Different types of annuities
Basically, there are two categories of annuities: tax-deferred annuities and income annuities. The purpose of an income annuity is to provide a steady income source during your retirement years. A tax-deferred annuity, on the other hand, is meant to accumulate your savings during your lifetime, to be used during retirement. Both types of annuities have their own advantages.
How a tax-deferred annuity works
Many clients become concerned once they realize they have made the maximum contributions they can to their 401k or IRA, but still need to increase their retirement savings. In those situations, one of the best things to do is establish a tax-deferred annuity. There are no contribution limits, and you have the option of both fixed and variable investment options, depending on your needs.
The most important benefit of a tax-deferred annuity, however, is the fact that you do not pay taxes on the income earned by the annuity. This income can then be converted into an income annuity when you retire.
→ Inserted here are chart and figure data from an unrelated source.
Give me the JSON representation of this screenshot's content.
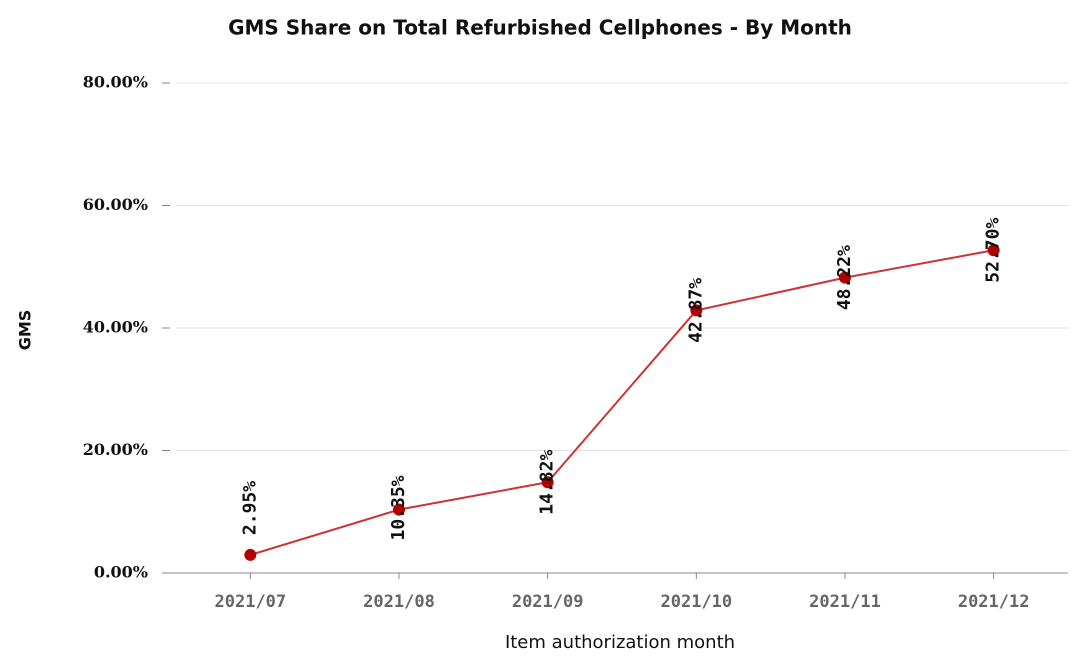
{
  "chart_data": {
    "type": "line",
    "title": "GMS Share on Total Refurbished Cellphones - By Month",
    "x_label": "Item authorization month",
    "y_label": "GMS",
    "categories": [
      "2021/07",
      "2021/08",
      "2021/09",
      "2021/10",
      "2021/11",
      "2021/12"
    ],
    "values": [
      2.95,
      10.35,
      14.82,
      42.87,
      48.22,
      52.7
    ],
    "value_labels": [
      "2.95%",
      "10.35%",
      "14.82%",
      "42.87%",
      "48.22%",
      "52.70%"
    ],
    "color": "#cc3333",
    "marker_color": "#b00000",
    "ylim": [
      0,
      80
    ],
    "yticks": [
      {
        "value": 0,
        "label": "0.00%"
      },
      {
        "value": 20,
        "label": "20.00%"
      },
      {
        "value": 40,
        "label": "40.00%"
      },
      {
        "value": 60,
        "label": "60.00%"
      },
      {
        "value": 80,
        "label": "80.00%"
      }
    ],
    "grid": true
  }
}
Variable versus fixed deferred annuities
With a variable annuity, the income is based on the performance of the stocks or bonds used for the investment. So, you are subject to a certain degree of risk. The advantage is that, variable annuities offer a better opportunity for increased long-term return.
A fixed annuity, however, is similar to a Certificate of Deposit or CD. The rate of return is guaranteed for a specified period of time. The benefits of this type of annuity may be better suited for conservative investors. The only real disadvantage of a fixed annuity is that the money is not insured by the FDIC, unlike a CD.